Health Problem: Chemotherapy-induced alopecia (CIA) is a common and well-known side effect of chemotherapy, affecting approximately 65% of patients who undergo chemotherapy for cancer. CIA is attributed to the cytotoxic effects of chemotherapy drugs on the matrix cells of the hair follicles during hair growth phases. CIA has been associated with reduced quality of life, depression, and poor body image.

Technology Description: Scalp cooling devices and caps are intended to reduce the likelihood of hair loss from chemotherapy by causing vasoconstriction, thereby reducing the local uptake of chemotherapeutic agent, the metabolic rate of the hair follicle, or both. Older studies employ ice packs secured to the scalp with bandages or ice packs fashioned into caps that fit over the scalp. Commercially available precooled nonautomated caps are not subject to Food and Drug Administration (FDA) regulation or prescription and patients can rent them directly from the manufacturers. Newer technologies cleared by the FDA for scalp cooling systems are self-contained, with built-in temperature sensors that cool and circulate a glycol-based fluid through channels in a cap, allowing for continuous, uninterrupted cooling throughout the treatment session.

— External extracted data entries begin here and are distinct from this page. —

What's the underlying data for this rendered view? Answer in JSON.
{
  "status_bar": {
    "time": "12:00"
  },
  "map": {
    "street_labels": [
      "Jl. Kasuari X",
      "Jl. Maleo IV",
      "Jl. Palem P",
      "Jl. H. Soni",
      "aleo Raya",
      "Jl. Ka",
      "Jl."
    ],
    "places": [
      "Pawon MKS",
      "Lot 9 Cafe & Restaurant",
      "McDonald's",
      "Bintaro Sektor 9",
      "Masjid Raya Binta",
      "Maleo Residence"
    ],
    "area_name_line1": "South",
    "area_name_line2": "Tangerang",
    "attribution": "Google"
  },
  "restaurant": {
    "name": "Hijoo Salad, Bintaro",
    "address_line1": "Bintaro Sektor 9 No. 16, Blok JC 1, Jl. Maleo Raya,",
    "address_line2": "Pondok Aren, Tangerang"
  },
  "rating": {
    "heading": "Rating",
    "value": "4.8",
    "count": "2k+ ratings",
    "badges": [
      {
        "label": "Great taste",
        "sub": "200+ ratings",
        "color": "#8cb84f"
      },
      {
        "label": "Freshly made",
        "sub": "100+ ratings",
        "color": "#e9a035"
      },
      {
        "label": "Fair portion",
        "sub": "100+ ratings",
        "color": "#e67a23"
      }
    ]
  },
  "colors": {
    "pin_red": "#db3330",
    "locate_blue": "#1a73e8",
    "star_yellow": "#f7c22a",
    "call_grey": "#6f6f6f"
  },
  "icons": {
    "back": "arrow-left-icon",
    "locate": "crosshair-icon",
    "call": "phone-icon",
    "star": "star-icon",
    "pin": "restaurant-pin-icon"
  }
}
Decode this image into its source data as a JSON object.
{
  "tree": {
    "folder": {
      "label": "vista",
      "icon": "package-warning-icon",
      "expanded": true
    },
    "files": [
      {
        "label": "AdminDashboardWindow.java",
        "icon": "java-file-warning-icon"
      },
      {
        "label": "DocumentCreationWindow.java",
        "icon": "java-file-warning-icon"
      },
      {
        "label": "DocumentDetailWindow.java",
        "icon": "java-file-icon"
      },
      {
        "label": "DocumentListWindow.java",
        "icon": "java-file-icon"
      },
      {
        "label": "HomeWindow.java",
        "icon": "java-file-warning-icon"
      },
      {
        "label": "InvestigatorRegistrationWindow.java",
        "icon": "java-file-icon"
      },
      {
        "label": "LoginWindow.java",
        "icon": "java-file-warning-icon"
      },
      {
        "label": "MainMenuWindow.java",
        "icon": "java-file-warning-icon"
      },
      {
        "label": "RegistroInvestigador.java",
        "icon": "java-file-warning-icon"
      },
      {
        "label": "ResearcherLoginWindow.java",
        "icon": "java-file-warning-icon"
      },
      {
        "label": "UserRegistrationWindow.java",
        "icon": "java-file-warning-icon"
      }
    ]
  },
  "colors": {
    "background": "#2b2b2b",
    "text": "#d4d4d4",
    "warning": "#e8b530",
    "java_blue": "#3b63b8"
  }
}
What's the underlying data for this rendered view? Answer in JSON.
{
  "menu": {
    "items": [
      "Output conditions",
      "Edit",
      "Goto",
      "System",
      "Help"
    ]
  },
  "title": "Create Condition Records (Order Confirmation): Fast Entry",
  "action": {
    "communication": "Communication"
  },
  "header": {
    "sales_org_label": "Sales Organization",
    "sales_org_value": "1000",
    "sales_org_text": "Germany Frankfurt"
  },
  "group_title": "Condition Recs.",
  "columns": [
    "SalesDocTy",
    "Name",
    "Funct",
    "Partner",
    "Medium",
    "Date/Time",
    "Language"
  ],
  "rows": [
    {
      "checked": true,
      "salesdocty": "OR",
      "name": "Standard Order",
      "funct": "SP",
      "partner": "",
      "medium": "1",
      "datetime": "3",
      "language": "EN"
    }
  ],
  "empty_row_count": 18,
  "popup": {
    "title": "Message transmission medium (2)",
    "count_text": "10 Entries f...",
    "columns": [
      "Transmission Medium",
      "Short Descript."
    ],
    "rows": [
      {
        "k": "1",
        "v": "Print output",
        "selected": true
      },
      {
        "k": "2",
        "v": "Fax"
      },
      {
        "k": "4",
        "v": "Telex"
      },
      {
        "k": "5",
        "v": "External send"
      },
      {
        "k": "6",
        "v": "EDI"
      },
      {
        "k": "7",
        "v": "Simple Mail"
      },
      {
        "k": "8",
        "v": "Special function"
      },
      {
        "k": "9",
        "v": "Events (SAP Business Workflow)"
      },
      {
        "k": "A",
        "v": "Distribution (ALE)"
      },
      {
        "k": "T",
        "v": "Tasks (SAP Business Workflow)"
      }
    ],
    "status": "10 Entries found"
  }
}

Controversy: Scalp cooling devices have been investigated for the prevention of CIA since the 1970s, and cooling is commonly used in Europe. Although scalp cooling is the most widely used method for the prevention of CIA, its efficacy is variable and can be unpredictable. Scalp cooling devices have only recently gained regulatory clearance in the United States. Furthermore, there is concern that scalp cooling may be associated with scalp metastasis due to lack of chemotherapy reaching tumor cells seeded in the scalp.

Key Questions:

For adults undergoing chemotherapy:

  • What is the evidence regarding the efficacy of scalp cooling devices for the prevention of CIA compared with no treatment, sham, or other active treatment?
  • What is the evidence regarding the safety of scalp cooling devices for the prevention of CIA?
  • Have definitive patient selection criteria been identified for scalp cooling for prevention of CIA?